In 1890, together with Hafen, Edwin Evans and Lorus Pratt, he was awarded a two-year scholarship to study at the Académie Julian in Paris, where their primary instructor was Albert Rigolot, and they became known as the "French Art Missionaries". Upon their return, they executed the murals and frescoes for the Salt Lake Temple, which was consecrated in 1893. Years later, he also helped to decorate the Church Administration Building and the Mesa Arizona Temple.[4]

Later career

Lake Nikaragua (sic, c.1901)

He was able to secure a position teaching at the "Brigham Young Academy" (now BYU), but he still received little public recognition. Then, in 1898, his wife Lillie died from a fall downstairs.[3] She had been carrying their baby son and may have sacrificed herself to save him.
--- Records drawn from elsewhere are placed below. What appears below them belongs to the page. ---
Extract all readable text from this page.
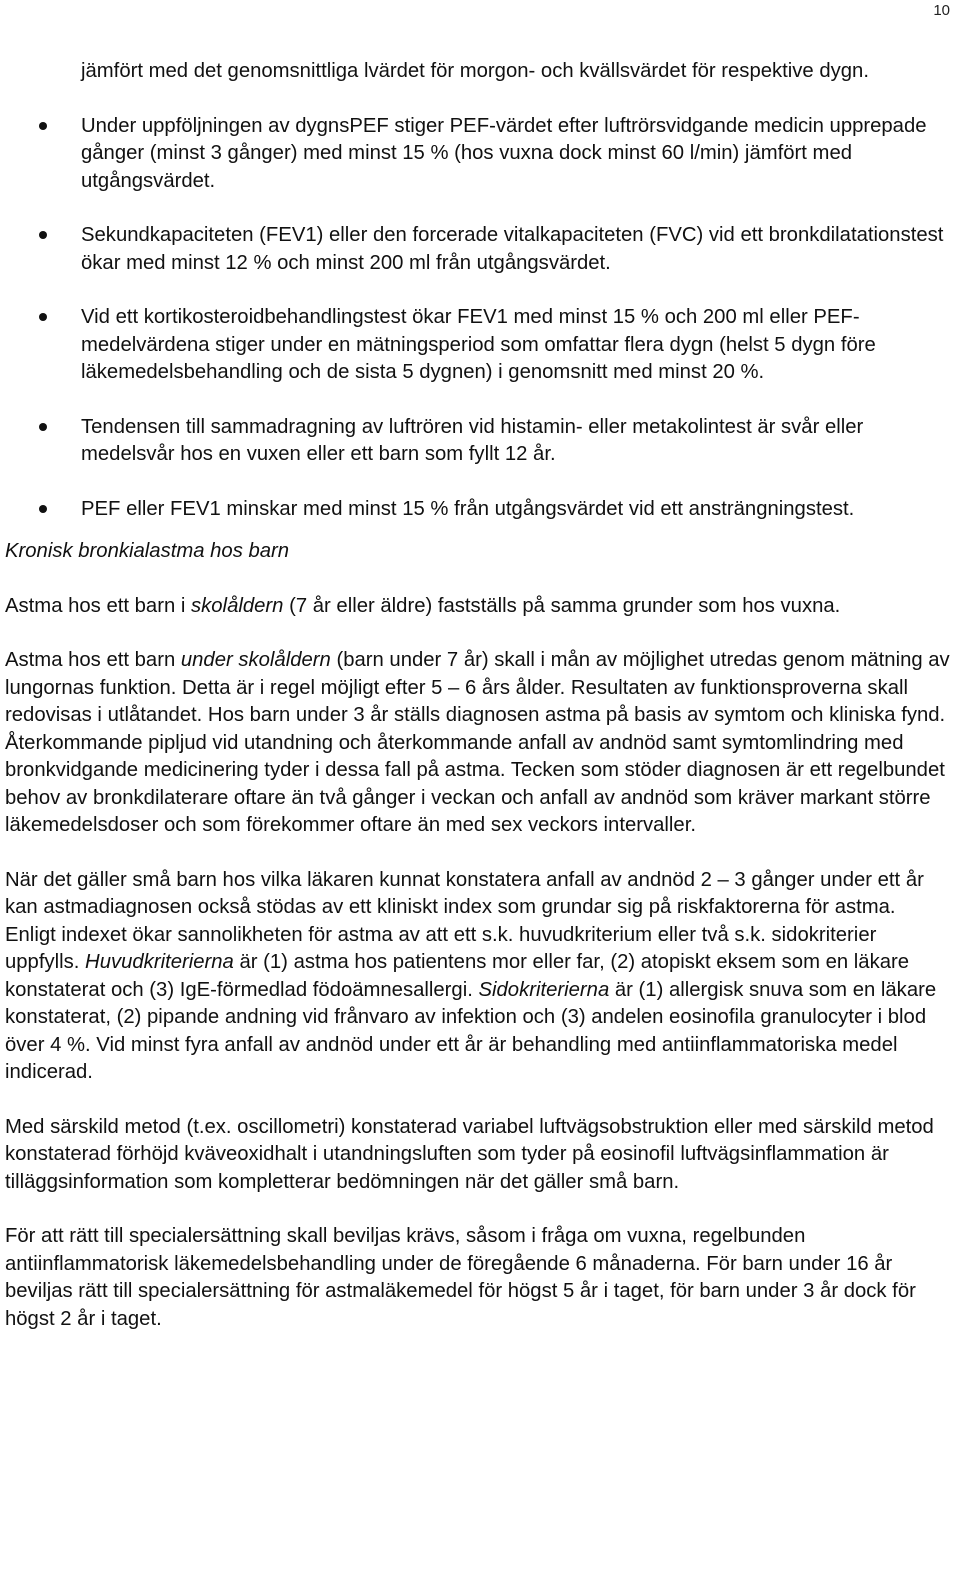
10

jämfört med det genomsnittliga lvärdet för morgon- och kvällsvärdet för respektive dygn.

Under uppföljningen av dygnsPEF stiger PEF-värdet efter luftrörsvidgande medicin upprepade gånger (minst 3 gånger) med minst 15 % (hos vuxna dock minst 60 l/min) jämfört med utgångsvärdet.
Sekundkapaciteten (FEV1) eller den forcerade vitalkapaciteten (FVC) vid ett bronkdilatationstest ökar med minst 12 % och minst 200 ml från utgångsvärdet.
Vid ett kortikosteroidbehandlingstest ökar FEV1 med minst 15 % och 200 ml eller PEF-medelvärdena stiger under en mätningsperiod som omfattar flera dygn (helst 5 dygn före läkemedelsbehandling och de sista 5 dygnen) i genomsnitt med minst 20 %.
Tendensen till sammadragning av luftrören vid histamin- eller metakolintest är svår eller medelsvår hos en vuxen eller ett barn som fyllt 12 år.
PEF eller FEV1 minskar med minst 15 % från utgångsvärdet vid ett ansträngningstest.

Kronisk bronkialastma hos barn

Astma hos ett barn i skolåldern (7 år eller äldre) fastställs på samma grunder som hos vuxna.

Astma hos ett barn under skolåldern (barn under 7 år) skall i mån av möjlighet utredas genom mätning av lungornas funktion. Detta är i regel möjligt efter 5 – 6 års ålder. Resultaten av funktionsproverna skall redovisas i utlåtandet. Hos barn under 3 år ställs diagnosen astma på basis av symtom och kliniska fynd. Återkommande pipljud vid utandning och återkommande anfall av andnöd samt symtomlindring med bronkvidgande medicinering tyder i dessa fall på astma. Tecken som stöder diagnosen är ett regelbundet behov av bronkdilaterare oftare än två gånger i veckan och anfall av andnöd som kräver markant större läkemedelsdoser och som förekommer oftare än med sex veckors intervaller.

När det gäller små barn hos vilka läkaren kunnat konstatera anfall av andnöd 2 – 3 gånger under ett år kan astmadiagnosen också stödas av ett kliniskt index som grundar sig på riskfaktorerna för astma. Enligt indexet ökar sannolikheten för astma av att ett s.k. huvudkriterium eller två s.k. sidokriterier uppfylls. Huvudkriterierna är (1) astma hos patientens mor eller far, (2) atopiskt eksem som en läkare konstaterat och (3) IgE-förmedlad födoämnesallergi. Sidokriterierna är (1) allergisk snuva som en läkare konstaterat, (2) pipande andning vid frånvaro av infektion och (3) andelen eosinofila granulocyter i blod över 4 %. Vid minst fyra anfall av andnöd under ett år är behandling med antiinflammatoriska medel indicerad.

Med särskild metod (t.ex. oscillometri) konstaterad variabel luftvägsobstruktion eller med särskild metod konstaterad förhöjd kväveoxidhalt i utandningsluften som tyder på eosinofil luftvägsinflammation är tilläggsinformation som kompletterar bedömningen när det gäller små barn.

För att rätt till specialersättning skall beviljas krävs, såsom i fråga om vuxna, regelbunden antiinflammatorisk läkemedelsbehandling under de föregående 6 månaderna. För barn under 16 år beviljas rätt till specialersättning för astmaläkemedel för högst 5 år i taget, för barn under 3 år dock för högst 2 år i taget.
The boy, Avard, suffered no serious injuries and grew up to be a well-known sculptor. Struggling to support his seven children, he accepted an offer of employment from Benjamin Cluff to make sketches and photographs on his archaeological expedition to Latin America.[3] While returning, he passed through New York and would later spend much time there, copying works to sell back home. In 1917, while painting in Zion National Park, he met his second wife, Florence Giffords, who was almost forty years his junior, and eventually had five more children.[2]

His art was never financially successful and he occasionally supplemented his income by working as a window dresser.[3] He also served as an art supervisor for the public schools of Ogden, Utah,[4] and as a board member of the Utah Art Institute (now the Utah Division of Arts and Museums).[3] Although he painted until the very last days of his life, he never achieved wide recognition.